( b. Oct 05, 1924 Vienna, AUSTRIA - d. Apr 20, 2015 Vienna, AUSTRIA ) Male
Frederic Morton left Austria as a boy as his family fled from the Nazis and made a celebrated literary career in the United States, much of which involved observing his homeland and its history from a distance.
His literary portfolio was wide-ranging. A critic and essayist who contributed to many popular publications, including Esquire, Playboy and Harper's, Mr. Morton was for many years a regular contributor of reviews and articles to The New York Times.
He wrote a dozen or so books, the best known of which was "The Rothschilds" (1962), a history of the international banking family. It was a National Book Award finalist and the basis for a musical, with a score by Jerry Bock and lyrics by Sheldon Harnick (the team who also wrote Fiddler on the Roof), which opened on Broadway in 1970 and ran for more than 500 performances.
Mr. Morton wrote several novels with a European flavor on themes involving money and power, including "The Schatten Affair" (1965), about a German-born American Jew who returns to Berlin as the publicist for a financier; "Snow Gods" (1969), about the tycoons, aristocrats and other wealthy habitués of a ski resort in the Swiss Alps; "An Unknown Woman" (1976), which traces the path of a brilliant and lovely orphan of Jewish immigrants who ascends through romantic liaisons into the lofty heights of intellectual celebrity, political celebrity and the privilege of billionaire-level affluence; and "The Forever Street" (1984), a family saga set in Vienna over three generations, from the late 19th century through World War II.

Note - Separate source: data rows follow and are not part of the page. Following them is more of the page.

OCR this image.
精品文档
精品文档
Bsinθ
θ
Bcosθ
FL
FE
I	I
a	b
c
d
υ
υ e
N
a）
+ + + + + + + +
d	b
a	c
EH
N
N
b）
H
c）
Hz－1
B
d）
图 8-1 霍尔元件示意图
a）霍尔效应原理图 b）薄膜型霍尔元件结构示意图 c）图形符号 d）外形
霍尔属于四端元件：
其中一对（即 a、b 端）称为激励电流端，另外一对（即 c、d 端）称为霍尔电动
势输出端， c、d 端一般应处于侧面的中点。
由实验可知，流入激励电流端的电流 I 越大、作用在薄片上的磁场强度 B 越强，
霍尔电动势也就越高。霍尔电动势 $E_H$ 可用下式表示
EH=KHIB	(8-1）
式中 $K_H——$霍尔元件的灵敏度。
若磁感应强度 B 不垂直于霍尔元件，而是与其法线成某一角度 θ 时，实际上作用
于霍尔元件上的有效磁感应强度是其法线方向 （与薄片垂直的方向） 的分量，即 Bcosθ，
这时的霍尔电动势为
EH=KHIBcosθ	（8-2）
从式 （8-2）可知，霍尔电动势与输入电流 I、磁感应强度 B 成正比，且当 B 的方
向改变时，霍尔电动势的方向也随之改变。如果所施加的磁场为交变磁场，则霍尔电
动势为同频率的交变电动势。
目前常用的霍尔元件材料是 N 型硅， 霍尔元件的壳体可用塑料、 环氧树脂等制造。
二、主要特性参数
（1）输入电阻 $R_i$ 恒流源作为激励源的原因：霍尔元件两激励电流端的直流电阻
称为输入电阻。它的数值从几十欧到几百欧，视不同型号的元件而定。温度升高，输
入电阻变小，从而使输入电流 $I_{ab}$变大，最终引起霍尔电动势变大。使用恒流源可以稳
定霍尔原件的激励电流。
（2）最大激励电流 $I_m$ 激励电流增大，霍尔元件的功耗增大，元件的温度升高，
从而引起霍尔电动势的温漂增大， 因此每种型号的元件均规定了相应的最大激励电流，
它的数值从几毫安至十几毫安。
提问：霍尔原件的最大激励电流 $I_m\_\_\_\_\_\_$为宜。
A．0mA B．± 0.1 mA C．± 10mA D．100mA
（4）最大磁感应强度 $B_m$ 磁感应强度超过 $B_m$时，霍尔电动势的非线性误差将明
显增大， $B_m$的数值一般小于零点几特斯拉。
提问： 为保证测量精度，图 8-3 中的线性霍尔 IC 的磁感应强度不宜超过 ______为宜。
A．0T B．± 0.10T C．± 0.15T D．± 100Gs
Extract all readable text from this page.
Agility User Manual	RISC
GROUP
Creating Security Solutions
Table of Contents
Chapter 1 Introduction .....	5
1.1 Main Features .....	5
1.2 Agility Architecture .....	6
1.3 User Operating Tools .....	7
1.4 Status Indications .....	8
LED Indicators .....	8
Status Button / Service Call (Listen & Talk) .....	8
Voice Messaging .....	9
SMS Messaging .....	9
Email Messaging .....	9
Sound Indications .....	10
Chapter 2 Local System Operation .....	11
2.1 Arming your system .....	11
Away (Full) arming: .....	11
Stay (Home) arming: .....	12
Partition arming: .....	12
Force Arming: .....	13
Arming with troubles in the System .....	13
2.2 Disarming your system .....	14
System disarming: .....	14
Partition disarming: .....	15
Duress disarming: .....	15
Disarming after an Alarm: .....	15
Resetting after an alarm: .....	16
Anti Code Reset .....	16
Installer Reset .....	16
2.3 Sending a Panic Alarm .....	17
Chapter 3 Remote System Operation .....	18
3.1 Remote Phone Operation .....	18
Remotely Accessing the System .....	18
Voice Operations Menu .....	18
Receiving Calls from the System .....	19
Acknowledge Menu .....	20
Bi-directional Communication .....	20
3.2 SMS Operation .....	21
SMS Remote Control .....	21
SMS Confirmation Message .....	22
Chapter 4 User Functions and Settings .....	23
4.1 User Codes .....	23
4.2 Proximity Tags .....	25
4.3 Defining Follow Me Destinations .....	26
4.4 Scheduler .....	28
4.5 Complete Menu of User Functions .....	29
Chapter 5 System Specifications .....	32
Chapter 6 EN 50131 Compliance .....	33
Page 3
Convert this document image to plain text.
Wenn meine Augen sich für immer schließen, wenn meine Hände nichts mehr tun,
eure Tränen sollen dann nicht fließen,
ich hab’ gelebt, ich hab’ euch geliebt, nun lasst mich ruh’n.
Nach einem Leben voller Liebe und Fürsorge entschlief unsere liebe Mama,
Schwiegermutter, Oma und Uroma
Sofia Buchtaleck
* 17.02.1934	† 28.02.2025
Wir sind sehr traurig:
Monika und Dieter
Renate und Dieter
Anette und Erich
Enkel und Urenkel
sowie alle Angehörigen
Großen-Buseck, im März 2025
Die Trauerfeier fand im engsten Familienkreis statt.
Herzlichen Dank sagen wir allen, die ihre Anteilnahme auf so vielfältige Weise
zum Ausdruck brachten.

It was in his nonfiction that Mr. Morton most closely examined the Austria that gave him his identity. Most notably, in "A Nervous Splendor: Vienna, 1888-1889" (1979), he recounted a year in the life of the city and its well-known figures -- including Freud, Mahler, Gustav Klimt and Arthur Schnitzler -- and especially the events surrounding the murder by Crown Prince Rudolf of his teenage mistress and his subsequent suicide, an episode known as Mayerling for the hunting lodge where the killings occurred. (Another National Book Award finalist, that book also served as the basis for a stage musical, Rudolf, with music by Frank Wildhorn, the American composer of Jekyll and Hyde. It has been staged in Budapest, Vienna and elsewhere.)
Mr. Morton's other books include "Thunder at Twilight: Vienna 1913-14" (1989), a study of the city as Europe plunges toward World War I, and a memoir, "Runaway Waltz" (2005).